I believe I mentioned before that one of this girl's most frequently used words is Eeeewww. She gags at the word barf, and yes, she always gives sympathy barfs. In some ways she is very strong but never when anything icky is involved. Well, God bless her, she grabbed a plunger and started unclogging the tub drain. She was the only person at home at the time or, I suspect, this job would have fallen in to someone else's hands. She worked that plunger like she was drilling for oil in the desert and unclogged the tub. She may have been wearing a Vicks Vaporub mask by this time, not sure, but I'm thinking.

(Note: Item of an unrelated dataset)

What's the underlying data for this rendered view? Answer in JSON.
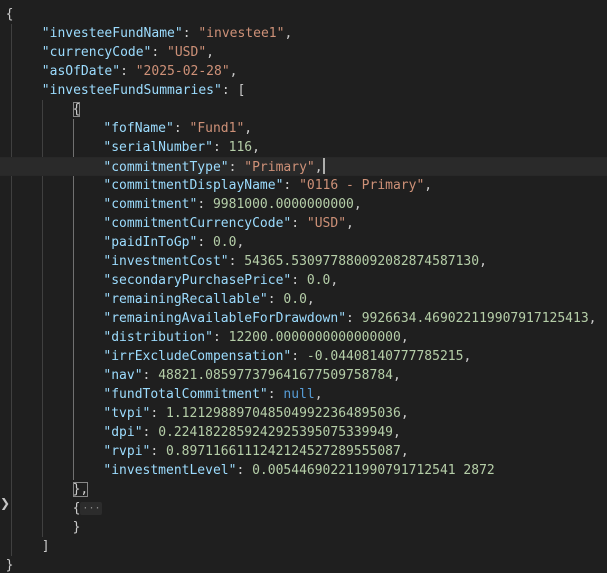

Well, she forged ahead and armed with rubber gloves, Comet, 4 gallons of Clorox and a few thousand Scrubbing Bubbles, she cleaned that nasty tub.

Just as she finished rinsing the Scrubbing Bubbles down the drain her step-brother, Josh,  came home. Josh was born and raised in this rural area so he is quite able and familiar with such problems. I imagine Josh got a pretty good chuckle out of Jess's consternation. He went to get a snake (not the slithery kind but the plumbing kind) and head out to the septic tank and unclog the main pipe to the house. Jess tagged along, at a distance. Josh plumbed and snaked and whatnot and suddenly broke through the clog in the pipe. There must have been a good bit of pressure built up behind that clog because it all came shooting out of that 4" pipe in the ground....straight up at his face! Jess rolled, Josh fumed and went to find the hose.

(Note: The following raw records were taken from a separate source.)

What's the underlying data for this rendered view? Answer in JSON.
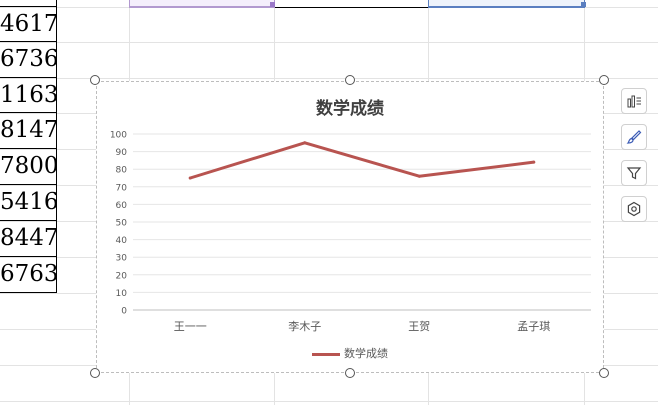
{
  "sheet": {
    "numbers": [
      "4617",
      "6736",
      "1163",
      "8147",
      "7800",
      "5416",
      "8447",
      "6763"
    ]
  },
  "chart_data": {
    "type": "line",
    "title": "数学成绩",
    "categories": [
      "王一一",
      "李木子",
      "王贺",
      "孟子琪"
    ],
    "series": [
      {
        "name": "数学成绩",
        "values": [
          75,
          95,
          76,
          84
        ],
        "color": "#b85450"
      }
    ],
    "ylim": [
      0,
      100
    ],
    "yticks": [
      0,
      10,
      20,
      30,
      40,
      50,
      60,
      70,
      80,
      90,
      100
    ],
    "grid": true,
    "legend": "bottom"
  },
  "side_toolbar": {
    "icons": [
      "chart-elements-icon",
      "chart-style-icon",
      "chart-filter-icon",
      "chart-settings-icon"
    ]
  }
}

I need to teach that girl to carry a camera with her. Such pictures we could have had! So now when she goes out in the yard she will need to wear her camouflage hip waders, a book in one pocket, a taser in the other and a camera around her neck. That's a picture.

On a side note: Josh does have a lovely, smooth,  peaches and cream complexion!?

5/4/10

Lingerie League?




Wow, I feel like I've been away for a month! The weekend went well, I sold lots of handbags and drawstring back packs. It was lots of fun and exhausting.

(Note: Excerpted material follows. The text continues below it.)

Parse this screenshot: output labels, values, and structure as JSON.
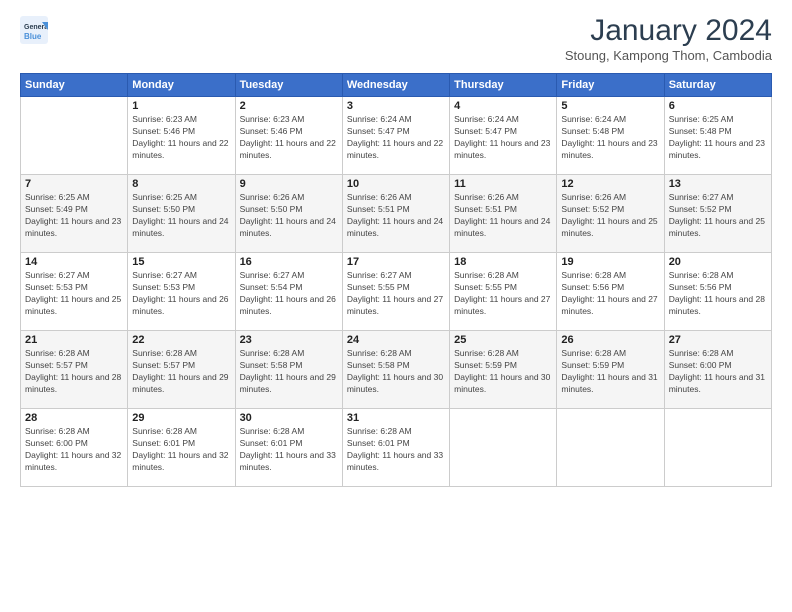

Last week, as I sat at my sewing machine, burning up the pedal, I heard several mentions of a new franchise team coming to Baltimore; the LFL or Lingerie Football League. Yeah, really. The talk show host (male) didn't ever elaborate on the subject, in fact, he sounded rather embarrassed about the whole thing. Yesterday I decided to Google Lingerie League and see what's coming to Charm City!

According to Wikipedia, the concept originated from the Super Bowl halftime alternative television special called The Lingerie Bowl, a pay-per-view event. My assumption is that it isn't suitable for all prime time viewers. The league is the brain child (?) of league Chairman/Commissioner Mitch Mortaza along with his sister. It is a women's American 7-on-7 tackle football league and games are played in the Fall and Winter amongst (currently) 10 teams across the country. Played at indoor arenas.

The uniforms, as you might imagine, consist of various pads, helmets bras, panties and garters. Not exactly what you might find Ben Roethlisberger wearing on the field. "Accidental" nudity is not frowned upon.





The first thing that flitted across my mind was that this is very much like mud wrestling in those skeavy strip clubs in nasty parts of town. That was actually my second and third thought as well. Exploitation? Nope. These girls are all over it. They are lining up to audition, er.....try out for the team. If they just have a burning desire to exercise their athletic ability on the field, there is a womens football league. The players are fully clothed though.

Please give me your opinions. Am I just too old or what?